The double-header came as Obama is poised to win the Jan. 8 New Hampshire primary after scoring a decisive victory last week in the Iowa Democratic caucus. A new WMUR poll is showing he is closing the gap with chief rival Sen. Hillary Rodham Clinton (D-NY.), and former Sen. John Edwards (D-N.C.) may end up in third.
The frontunners — former Massachusetts Gov. Mitt Romney, Sen. John McCain (R-Ariz), former Sen. Fred Thompson (R-Tenn.) and former New York Mayor Rudy Giuliani — slammed Obama as either too inexperienced or too liberal or both. They are doing what would be unthinkable by any of Obama’s Democratic rivals: bluntly calling him unqualified to be president practically to his face.

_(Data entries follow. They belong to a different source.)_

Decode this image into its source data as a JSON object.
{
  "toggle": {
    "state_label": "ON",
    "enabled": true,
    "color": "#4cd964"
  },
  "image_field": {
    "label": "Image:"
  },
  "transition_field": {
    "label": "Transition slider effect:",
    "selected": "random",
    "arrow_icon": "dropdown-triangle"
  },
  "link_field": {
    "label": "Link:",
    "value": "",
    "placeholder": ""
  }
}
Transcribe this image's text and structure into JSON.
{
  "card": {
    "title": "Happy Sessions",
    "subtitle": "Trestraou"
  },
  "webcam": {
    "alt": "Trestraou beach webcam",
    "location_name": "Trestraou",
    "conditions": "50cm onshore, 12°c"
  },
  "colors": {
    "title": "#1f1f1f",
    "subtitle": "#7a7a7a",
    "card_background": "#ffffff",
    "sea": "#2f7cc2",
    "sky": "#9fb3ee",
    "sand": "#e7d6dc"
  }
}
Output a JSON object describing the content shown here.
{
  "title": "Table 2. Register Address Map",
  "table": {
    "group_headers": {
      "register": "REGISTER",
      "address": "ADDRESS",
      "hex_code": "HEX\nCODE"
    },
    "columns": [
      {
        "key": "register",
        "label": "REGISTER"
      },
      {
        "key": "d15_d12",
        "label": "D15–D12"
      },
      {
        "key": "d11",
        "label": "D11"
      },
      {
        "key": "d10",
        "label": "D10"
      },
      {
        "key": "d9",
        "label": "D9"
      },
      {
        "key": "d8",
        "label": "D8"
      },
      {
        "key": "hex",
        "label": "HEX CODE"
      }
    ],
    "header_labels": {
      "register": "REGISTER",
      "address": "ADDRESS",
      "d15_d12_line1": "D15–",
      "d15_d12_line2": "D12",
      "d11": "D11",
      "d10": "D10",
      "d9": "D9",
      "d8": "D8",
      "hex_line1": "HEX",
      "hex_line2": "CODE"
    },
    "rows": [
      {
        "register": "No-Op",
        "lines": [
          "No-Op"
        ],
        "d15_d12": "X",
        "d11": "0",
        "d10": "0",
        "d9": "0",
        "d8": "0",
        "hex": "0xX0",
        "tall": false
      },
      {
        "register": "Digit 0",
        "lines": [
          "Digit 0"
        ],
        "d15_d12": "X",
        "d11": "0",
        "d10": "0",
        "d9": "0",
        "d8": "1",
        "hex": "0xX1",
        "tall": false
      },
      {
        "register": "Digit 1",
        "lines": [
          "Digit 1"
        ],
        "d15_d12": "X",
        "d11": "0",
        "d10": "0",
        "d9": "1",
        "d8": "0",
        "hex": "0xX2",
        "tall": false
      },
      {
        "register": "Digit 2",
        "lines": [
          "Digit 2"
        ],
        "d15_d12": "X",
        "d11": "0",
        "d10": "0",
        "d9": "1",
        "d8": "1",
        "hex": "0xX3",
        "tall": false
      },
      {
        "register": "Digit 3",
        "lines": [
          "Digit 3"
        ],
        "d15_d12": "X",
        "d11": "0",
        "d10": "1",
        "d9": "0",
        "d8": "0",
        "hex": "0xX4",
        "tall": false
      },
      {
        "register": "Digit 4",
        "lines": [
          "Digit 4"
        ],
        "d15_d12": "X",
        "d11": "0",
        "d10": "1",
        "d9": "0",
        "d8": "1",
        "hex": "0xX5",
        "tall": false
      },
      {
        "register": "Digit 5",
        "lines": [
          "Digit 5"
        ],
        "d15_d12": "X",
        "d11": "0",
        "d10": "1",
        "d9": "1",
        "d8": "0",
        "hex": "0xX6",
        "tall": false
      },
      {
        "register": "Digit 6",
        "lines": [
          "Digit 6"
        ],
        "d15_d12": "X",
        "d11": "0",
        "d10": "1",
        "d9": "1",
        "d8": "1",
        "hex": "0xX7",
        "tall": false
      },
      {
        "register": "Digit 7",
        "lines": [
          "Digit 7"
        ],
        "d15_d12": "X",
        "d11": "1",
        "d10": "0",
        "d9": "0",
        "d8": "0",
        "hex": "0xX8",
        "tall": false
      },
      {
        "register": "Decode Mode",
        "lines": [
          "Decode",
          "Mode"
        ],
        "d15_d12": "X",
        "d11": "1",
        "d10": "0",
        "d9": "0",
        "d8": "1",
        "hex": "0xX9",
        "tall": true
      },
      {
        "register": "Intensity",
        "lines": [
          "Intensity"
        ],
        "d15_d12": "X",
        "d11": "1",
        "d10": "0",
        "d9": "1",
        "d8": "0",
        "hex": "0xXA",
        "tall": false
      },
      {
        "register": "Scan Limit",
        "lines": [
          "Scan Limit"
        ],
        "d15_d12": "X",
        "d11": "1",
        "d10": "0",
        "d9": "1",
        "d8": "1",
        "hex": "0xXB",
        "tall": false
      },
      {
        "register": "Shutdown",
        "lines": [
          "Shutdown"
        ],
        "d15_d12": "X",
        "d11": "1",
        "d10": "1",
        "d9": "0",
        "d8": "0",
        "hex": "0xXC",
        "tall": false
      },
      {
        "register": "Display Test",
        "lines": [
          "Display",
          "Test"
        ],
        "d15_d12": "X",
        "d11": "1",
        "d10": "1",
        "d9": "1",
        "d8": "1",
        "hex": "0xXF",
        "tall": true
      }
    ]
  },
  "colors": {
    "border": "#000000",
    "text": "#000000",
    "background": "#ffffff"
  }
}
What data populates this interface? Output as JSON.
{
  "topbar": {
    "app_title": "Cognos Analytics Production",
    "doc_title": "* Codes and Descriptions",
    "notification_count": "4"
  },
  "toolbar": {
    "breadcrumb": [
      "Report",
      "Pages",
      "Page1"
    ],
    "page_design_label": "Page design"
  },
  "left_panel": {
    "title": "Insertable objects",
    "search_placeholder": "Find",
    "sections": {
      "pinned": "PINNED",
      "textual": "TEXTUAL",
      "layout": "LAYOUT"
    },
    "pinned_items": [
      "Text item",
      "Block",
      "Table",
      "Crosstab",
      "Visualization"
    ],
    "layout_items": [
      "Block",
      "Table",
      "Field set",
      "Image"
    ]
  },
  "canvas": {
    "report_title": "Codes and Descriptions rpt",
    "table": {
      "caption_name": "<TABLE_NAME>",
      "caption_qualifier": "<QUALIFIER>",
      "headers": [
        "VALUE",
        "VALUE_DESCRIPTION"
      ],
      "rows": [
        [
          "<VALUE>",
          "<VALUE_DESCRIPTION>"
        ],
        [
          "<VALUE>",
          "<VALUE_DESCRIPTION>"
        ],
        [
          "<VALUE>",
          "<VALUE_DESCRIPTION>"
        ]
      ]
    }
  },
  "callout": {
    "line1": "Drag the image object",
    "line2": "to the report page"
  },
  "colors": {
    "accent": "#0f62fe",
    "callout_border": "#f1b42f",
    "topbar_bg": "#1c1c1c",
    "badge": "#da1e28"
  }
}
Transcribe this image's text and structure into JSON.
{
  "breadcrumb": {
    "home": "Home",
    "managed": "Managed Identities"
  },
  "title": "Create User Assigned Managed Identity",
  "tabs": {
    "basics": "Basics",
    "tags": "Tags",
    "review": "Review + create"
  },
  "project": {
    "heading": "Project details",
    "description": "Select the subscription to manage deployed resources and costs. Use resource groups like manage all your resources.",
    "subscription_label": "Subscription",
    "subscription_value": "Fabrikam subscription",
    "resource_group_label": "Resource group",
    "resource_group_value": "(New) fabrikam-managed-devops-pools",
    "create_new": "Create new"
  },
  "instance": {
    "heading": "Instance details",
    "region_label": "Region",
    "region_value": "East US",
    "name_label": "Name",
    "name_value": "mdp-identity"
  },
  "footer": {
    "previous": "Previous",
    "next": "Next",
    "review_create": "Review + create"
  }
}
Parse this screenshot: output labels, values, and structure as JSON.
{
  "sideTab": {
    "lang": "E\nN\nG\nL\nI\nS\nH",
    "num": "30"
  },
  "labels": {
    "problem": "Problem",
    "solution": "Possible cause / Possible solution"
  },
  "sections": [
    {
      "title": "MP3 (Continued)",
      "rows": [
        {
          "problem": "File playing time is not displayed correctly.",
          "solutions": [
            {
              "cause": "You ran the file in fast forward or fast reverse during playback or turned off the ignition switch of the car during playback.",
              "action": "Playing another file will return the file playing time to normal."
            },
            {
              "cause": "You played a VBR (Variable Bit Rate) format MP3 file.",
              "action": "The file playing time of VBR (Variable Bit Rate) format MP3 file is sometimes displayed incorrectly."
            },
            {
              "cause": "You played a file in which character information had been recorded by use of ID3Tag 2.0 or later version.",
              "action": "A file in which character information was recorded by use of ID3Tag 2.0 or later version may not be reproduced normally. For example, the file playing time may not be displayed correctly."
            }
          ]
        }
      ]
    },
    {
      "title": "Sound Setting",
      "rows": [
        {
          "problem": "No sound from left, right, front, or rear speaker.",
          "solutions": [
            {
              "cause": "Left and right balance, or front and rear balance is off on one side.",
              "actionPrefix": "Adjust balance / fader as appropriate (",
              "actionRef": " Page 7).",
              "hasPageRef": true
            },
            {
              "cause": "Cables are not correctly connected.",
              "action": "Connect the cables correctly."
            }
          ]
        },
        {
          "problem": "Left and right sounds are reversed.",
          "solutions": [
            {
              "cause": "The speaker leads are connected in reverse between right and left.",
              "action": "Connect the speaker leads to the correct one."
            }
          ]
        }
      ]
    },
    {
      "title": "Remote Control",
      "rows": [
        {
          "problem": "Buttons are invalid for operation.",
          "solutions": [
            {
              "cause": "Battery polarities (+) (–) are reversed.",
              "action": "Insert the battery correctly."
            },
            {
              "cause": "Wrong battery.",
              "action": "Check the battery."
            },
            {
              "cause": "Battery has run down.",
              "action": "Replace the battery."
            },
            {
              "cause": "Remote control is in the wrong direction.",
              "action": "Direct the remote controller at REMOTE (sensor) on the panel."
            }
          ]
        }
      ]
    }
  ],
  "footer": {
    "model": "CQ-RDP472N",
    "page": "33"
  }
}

McCain said, “Senator Obama does not have the national security experience and background to lead this nation,” while Giuliani said, “I think the problem Barack Obama would have is, first of all, he’s never run a city, never run a state, never run a business,” and Thompson and Romney slammed him for being a liberal.
Obama, asked about this GOP blitz, swatted the assault aside and said he was barely paying attention, instead keeping an eye on a football game.
He also did not strongly engage Clinton. Clinton signaled on Friday that she would take swings at Obama and she did — but a focus group I was watching on WMUR’s Web site showed that when she took on Obama — on how he switched his one-time position on backing a single payer national health care plan, for example — the graph line showing the support of independents went down.
Independents make up a substantial voting bloc in New Hampshire, and Obama is counting heavily on getting their support with his message of change — also shared by Edwards.
In an interesting move, Edwards came to Obama’s defense after Clinton talked about Obama’s evolving positions on universal health care and mandates since he was a state senator in Illinois, citing a story about Obama’s record Chris Wills, the respected AP’s Springfield statehouse bureau.
Edwards, blocking for Obama said, “Any time you speak out powerfully for change, the forces of status quo attack. That’s exactly what happens.”